Гордеев сознательно вспоминал свое детство. Очень хотелось вывести парня на откровенность. Пока все попытки наладить контакт обрывались, стоило только задеть за живое. Может быть, воспоминания детства помогут…
И в этот момент адвокат понял, что нащупал. Лицо Игоря как-то жалко дернулось, и на мгновение показалось, что он вот-вот заплачет.
Адвокат попал по больному.
Было раннее утро. Они сидели в лодке метров в тридцати от берега. Игорек рядом с мамой. Брат ближе к отцу. Из-за леса показалось солнце. Сразу на колокольне церкви вспыхнул купол.
Мама, дожидавшаяся солнца, достала из сумки книжку. Теперь можно было читать. Она не переносила рыбалку, но ездила со всеми вместе, справедливо полагая, что так для семьи будет лучше. Игорек тоже не очень жаловал рыбалку. Не понимал, как это можно часами ничего не делать и только смотреть. Он оживлялся тогда, когда начинался клев.
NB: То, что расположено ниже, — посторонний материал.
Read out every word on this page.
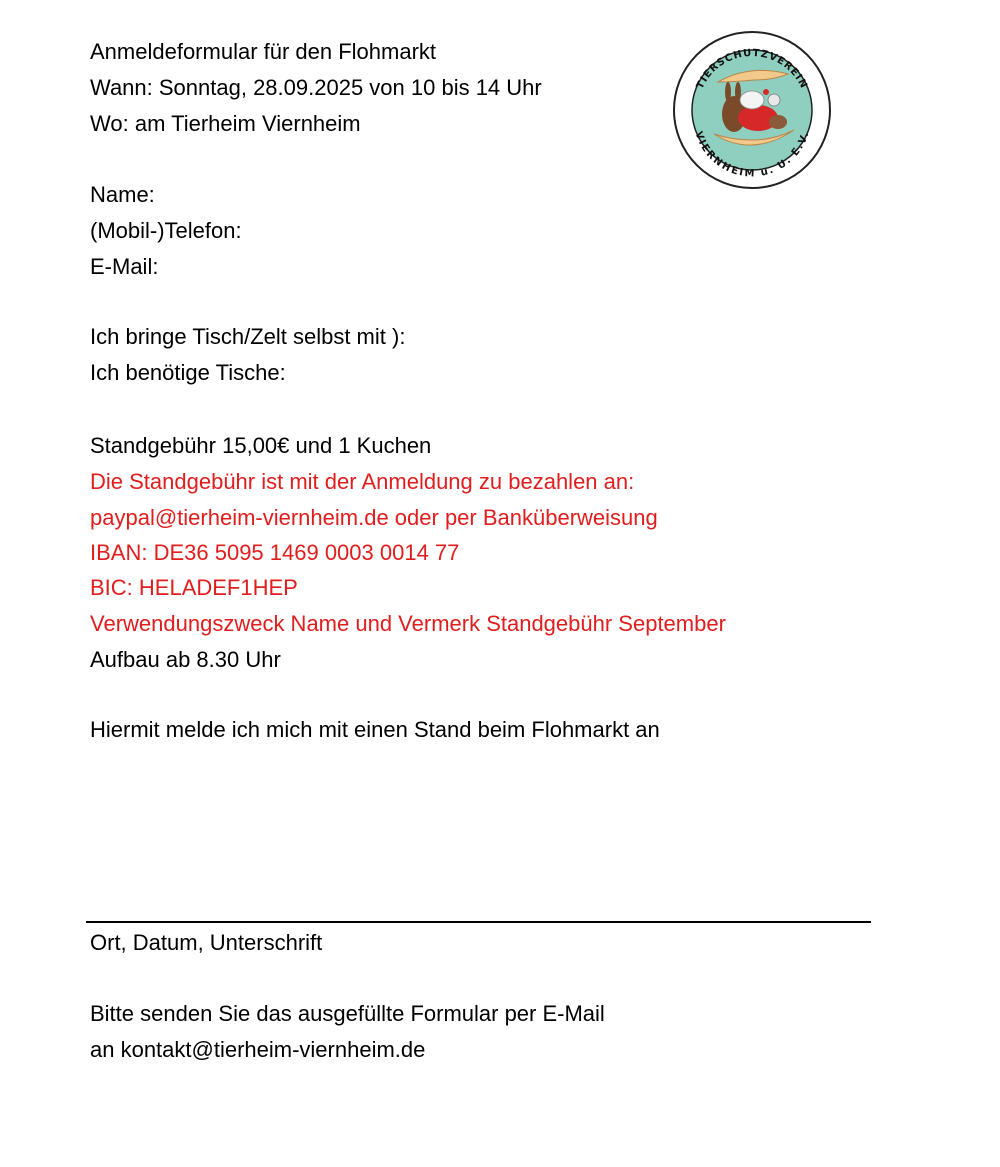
TIERSCHUTZVEREIN
VIERNHEIM u. U. E.V.

Anmeldeformular für den Flohmarkt

Wann: Sonntag, 28.09.2025 von 10 bis 14 Uhr

Wo: am Tierheim Viernheim

Name:

(Mobil-)Telefon:

E-Mail:

Ich bringe Tisch/Zelt selbst mit ):

Ich benötige Tische:

Standgebühr 15,00€ und 1 Kuchen

Die Standgebühr ist mit der Anmeldung zu bezahlen an:

paypal@tierheim-viernheim.de oder per Banküberweisung

IBAN: DE36 5095 1469 0003 0014 77

BIC: HELADEF1HEP

Verwendungszweck Name und Vermerk Standgebühr September

Aufbau ab 8.30 Uhr

Hiermit melde ich mich mit einen Stand beim Flohmarkt an

Ort, Datum, Unterschrift

Bitte senden Sie das ausgefüllte Formular per E-Mail

an kontakt@tierheim-viernheim.de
Ему безразлично, что и как клевало. Клевал ерш – хорошо. Он клюет смело. Видно сразу. Под ногами у каждого стоял свой бидон. Туда складывали мелочь. Когда мелочи хватало, отец начинал ловить на живца. Ловля на живца больше всего претила Игорьку. Казалось несправедливостью, ведь ее, рыбу, уже один раз поймали и приговорили. Зачем же приговаривать второй раз? Ради более крупной? А брат ловил – и ничего. Правда, насаживал все-таки отец.
В тот день клев прекратился только в полдень. Отец был счастлив. Да все были счастливы. Он сходил в поселок, купил себе пива, а детям и жене лимонад. Напиток был теплый, но Игорь помнит его вкус и сейчас. Это самый чудесный лимонад «Крюшон», который он когда-либо пил.
Потом отец очень медленно собирался, и мать заметила это. Поняла. Предложила остаться до вечера. До последнего автобуса. Пусть дети побольше побудут на природе. На самом деле все делалось для того, чтобы он снова отплыл на прикормленное место и выловил еще с десяток окуней.
Это оказалось последнее лето, когда они были все вместе. Потом отец ушел к медсестре, у которой лечился в санатории. Вместе с ним ушел и брат. Так поделилась дружная семья. Из-за какой-то медсестры…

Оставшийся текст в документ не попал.